Die Konkurrenz schwächelt seit Wochen, profitieren konnte Hertha davon nicht. Die Nerven, wurde gesagt. Die Mannschaft sei in entscheidenden Spielen nicht in der Lage zu gewinnen. So etwas steckt in den Köpfen der Spieler, „und deshalb“, sagt Preetz, „haben wir vor dem Spiel über dieses Thema gar nicht erst geredet“. Der Mann ist 35 Jahre alt, er beendet nach der Saison seine Karriere. Statistiken kümmern ihn in diesem Alter nicht mehr, dafür ist er zu lange im Geschäft. Preetz sagt dementsprechend auch: „Wenn ich höre, wir hätten immer die Big Points verpasst, dann stimmt das nicht.
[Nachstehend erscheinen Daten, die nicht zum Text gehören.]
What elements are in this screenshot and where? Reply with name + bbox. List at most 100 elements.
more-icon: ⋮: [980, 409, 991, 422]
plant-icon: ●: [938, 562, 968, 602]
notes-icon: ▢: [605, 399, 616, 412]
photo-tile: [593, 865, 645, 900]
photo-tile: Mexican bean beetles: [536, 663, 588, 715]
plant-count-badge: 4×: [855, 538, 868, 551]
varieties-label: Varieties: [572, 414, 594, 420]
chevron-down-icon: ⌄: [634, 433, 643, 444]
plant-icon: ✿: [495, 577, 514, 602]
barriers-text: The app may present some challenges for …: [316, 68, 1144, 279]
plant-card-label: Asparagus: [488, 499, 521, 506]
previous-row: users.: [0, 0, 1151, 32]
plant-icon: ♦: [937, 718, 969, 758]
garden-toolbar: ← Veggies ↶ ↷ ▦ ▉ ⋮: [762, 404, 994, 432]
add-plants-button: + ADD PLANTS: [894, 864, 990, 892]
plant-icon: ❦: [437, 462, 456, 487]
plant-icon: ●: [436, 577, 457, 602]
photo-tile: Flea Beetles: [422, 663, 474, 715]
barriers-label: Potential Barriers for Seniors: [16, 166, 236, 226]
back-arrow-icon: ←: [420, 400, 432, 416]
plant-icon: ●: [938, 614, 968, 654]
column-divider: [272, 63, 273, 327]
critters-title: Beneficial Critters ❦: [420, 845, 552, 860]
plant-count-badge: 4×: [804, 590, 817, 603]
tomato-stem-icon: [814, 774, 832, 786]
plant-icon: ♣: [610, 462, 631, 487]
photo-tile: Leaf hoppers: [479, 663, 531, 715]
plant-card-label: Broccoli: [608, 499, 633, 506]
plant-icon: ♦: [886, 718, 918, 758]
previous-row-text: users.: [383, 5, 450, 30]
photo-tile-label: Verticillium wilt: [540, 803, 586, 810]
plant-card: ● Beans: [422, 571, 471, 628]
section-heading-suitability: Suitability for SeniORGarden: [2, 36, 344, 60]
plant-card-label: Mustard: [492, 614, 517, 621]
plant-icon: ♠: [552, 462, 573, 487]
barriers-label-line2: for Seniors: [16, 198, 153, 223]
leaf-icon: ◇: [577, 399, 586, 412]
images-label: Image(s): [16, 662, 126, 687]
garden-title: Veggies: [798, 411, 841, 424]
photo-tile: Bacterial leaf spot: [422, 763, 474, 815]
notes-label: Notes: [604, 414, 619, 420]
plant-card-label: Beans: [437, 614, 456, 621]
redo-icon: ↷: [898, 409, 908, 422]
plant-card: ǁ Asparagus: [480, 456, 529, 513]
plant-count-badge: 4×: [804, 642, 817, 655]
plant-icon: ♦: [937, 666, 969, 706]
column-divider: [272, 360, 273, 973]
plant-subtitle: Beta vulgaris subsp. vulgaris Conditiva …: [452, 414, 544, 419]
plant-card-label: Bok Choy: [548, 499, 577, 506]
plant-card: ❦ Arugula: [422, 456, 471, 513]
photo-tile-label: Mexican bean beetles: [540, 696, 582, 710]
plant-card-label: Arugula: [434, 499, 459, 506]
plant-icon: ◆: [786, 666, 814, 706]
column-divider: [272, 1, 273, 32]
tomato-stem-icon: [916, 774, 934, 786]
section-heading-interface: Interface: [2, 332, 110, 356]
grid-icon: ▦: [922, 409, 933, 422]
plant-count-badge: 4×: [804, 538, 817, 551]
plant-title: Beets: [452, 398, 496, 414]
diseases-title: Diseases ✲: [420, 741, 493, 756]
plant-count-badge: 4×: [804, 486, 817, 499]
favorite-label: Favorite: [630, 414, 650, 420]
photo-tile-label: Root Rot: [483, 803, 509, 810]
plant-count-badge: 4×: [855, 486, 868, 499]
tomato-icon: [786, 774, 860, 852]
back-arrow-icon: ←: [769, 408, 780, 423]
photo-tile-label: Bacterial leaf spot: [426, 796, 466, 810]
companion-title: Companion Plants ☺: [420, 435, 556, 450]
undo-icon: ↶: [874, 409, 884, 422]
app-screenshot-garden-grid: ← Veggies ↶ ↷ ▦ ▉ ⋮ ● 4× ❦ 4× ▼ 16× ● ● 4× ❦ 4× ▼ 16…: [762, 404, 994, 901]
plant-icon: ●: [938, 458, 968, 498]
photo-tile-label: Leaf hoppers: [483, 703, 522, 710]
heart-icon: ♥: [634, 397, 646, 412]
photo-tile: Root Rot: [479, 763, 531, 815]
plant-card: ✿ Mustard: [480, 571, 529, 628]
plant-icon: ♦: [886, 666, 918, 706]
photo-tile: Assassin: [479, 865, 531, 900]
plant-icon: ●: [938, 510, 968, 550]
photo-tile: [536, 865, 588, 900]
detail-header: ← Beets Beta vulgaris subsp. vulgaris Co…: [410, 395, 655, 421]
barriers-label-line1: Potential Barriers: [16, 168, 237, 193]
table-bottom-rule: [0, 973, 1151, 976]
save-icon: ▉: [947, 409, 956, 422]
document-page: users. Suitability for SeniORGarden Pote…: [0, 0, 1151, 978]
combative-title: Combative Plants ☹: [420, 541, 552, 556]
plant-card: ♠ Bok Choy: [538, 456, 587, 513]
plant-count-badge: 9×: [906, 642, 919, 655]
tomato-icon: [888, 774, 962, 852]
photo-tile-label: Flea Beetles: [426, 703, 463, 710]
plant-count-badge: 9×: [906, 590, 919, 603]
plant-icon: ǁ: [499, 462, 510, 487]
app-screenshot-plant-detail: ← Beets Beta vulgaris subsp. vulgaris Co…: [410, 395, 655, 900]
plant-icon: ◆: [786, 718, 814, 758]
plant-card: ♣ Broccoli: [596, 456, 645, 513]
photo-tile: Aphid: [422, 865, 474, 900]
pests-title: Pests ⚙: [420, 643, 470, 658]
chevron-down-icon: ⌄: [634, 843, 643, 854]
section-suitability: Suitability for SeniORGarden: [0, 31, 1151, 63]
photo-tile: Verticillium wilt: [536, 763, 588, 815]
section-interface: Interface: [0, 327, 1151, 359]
Wir haben fünf Jahre hintereinander im Europapokal gespielt, das allein sind letztlich Big Points.“

Big Points – so drückt sich auch Hoeneß immer aus. Der vierte und fünfte Platz würde die Teilnahme am Uefa-Cup bedeuten. Für Hertha wäre es die vierte in Folge, „sollten wir dann aber drei, vier Spieltage vor dem Saisonende die Möglichkeit auf einen Champions-League-Platz haben, werden wir uns nicht wehren“, sagt Hoeneß. „Wir würden alles dafür tun und zupacken.“

Acht Spiele sind es noch, in zwei Wochen wird wegen des Länderspiels am kommenden Wochenende erst der nächste Spieltag angepfiffen. Hertha reist dann nach Leverkusen. Der Vizemeister steht seit diesem Wochenende erstmals auf einem Abstiegsplatz. „Wir müssen da wieder nachlegen, ganz einfach. Wenn eine Mannschaft derzeit verunsichert ist, dann ist es Bayer Leverkusen“, sagt Herthas Mittelfeldspieler Michael Hartmann. Für Leverkusen geht der Weg steil bergab. Für Hertha sieht die Entwicklung anders aus. Und es sieht ganz danach aus, als wäre es doch der lange Weg nach oben.

Eines wird sich ändern in den verbleibenen Spielen, der Druck auf das Team. Hertha rennt der Konkurrenz nicht mehr nur hinterher. „Wir sind nicht mehr die Jäger“, sagt Preetz. „Wir sind jetzt die Gejagten.“ Platz vier – nur in der Hinrunde stand Hertha schon einmal so weit vorn, nach dem neunten Spieltag war das. Hertha hatte in Cottbus gewonnen. Damals ging es nicht bergauf.